FAA Investigating Latest Boeing Incident

On Sunday morning, Southwest Airlines experienced a startling mid-air event when an engine cover detached from a Boeing 737-800 during takeoff from Denver International Airport, bound for Houston. The Federal Aviation Administration (FAA) promptly announced an investigation into the incident, causing Southwest shares to dip around 1% in premarket trading before the Monday opening in New York.

The flight was carrying 135 passengers and six crew members. After declaring an emergency, the pilots returned the plane safely to Denver International Airport. Passengers had alerted crew members that an engine cowling had fallen off and struck the wing flap. Several captured the event on video, and one told reporters they heard a loud bang followed by seeing the engine cover peeling away.

Southwest Airlines arranged for passengers to be flown to their destination on another aircraft, leading to a delay of around three hours.
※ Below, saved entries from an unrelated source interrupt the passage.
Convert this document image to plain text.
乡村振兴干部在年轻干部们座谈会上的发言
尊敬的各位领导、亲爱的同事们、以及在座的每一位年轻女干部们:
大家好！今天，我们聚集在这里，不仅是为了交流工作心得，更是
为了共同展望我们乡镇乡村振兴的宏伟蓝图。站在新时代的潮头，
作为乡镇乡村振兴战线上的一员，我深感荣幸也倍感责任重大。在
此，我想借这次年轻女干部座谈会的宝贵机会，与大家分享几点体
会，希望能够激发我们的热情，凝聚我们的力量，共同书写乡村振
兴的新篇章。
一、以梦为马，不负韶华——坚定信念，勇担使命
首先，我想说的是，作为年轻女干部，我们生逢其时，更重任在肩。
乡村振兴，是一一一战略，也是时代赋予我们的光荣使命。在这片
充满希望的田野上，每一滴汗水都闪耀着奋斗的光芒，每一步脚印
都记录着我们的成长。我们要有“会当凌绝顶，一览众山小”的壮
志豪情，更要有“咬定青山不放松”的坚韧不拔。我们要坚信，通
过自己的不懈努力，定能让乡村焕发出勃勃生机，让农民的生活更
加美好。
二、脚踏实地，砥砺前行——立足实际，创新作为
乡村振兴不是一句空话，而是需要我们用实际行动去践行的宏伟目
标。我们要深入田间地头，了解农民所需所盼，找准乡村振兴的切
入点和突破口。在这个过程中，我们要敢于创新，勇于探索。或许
The airline also emphasized the priority placed on safety and informed that the aircraft was undergoing a thorough inspection by maintenance teams. Recent mechanical issues with Boeing planes have led to growing concern, as the incidents have plagued not only Southwest but multiple airlines globally.

The FAA’s decision to investigate comes amid intense scrutiny of Boeing’s production quality and maintenance standards. Previous incidents, such as a door plug panel tearing off a new Alaska Airlines 737 MAX 9 jet, have led to grounded flights, mandated inspections, and even a criminal investigation by the Justice Department. Boeing’s challenges are compounded by a directive from the FAA requiring inspections and component replacements on the engine cowling of Boeing 737 NG airplanes following a fatal incident in 2018.

The FAA’s standard investigation procedures will begin with the examination of maintenance records and interviewing witnesses. Even though air travel safety has been in the news recently because of multiple equipment failures, Biden administration Transportation Secretary Pete Buttigieg said on Sunday that it remains the “safest mode of transportation in America.”

For Southwest, a carrier known for its budget-friendly options and extensive domestic network, the Boeing-related incidents challenge its reputation and operational reliability. Boeing faces intensified scrutiny among demands for better quality control and transparency in its manufacturing processes.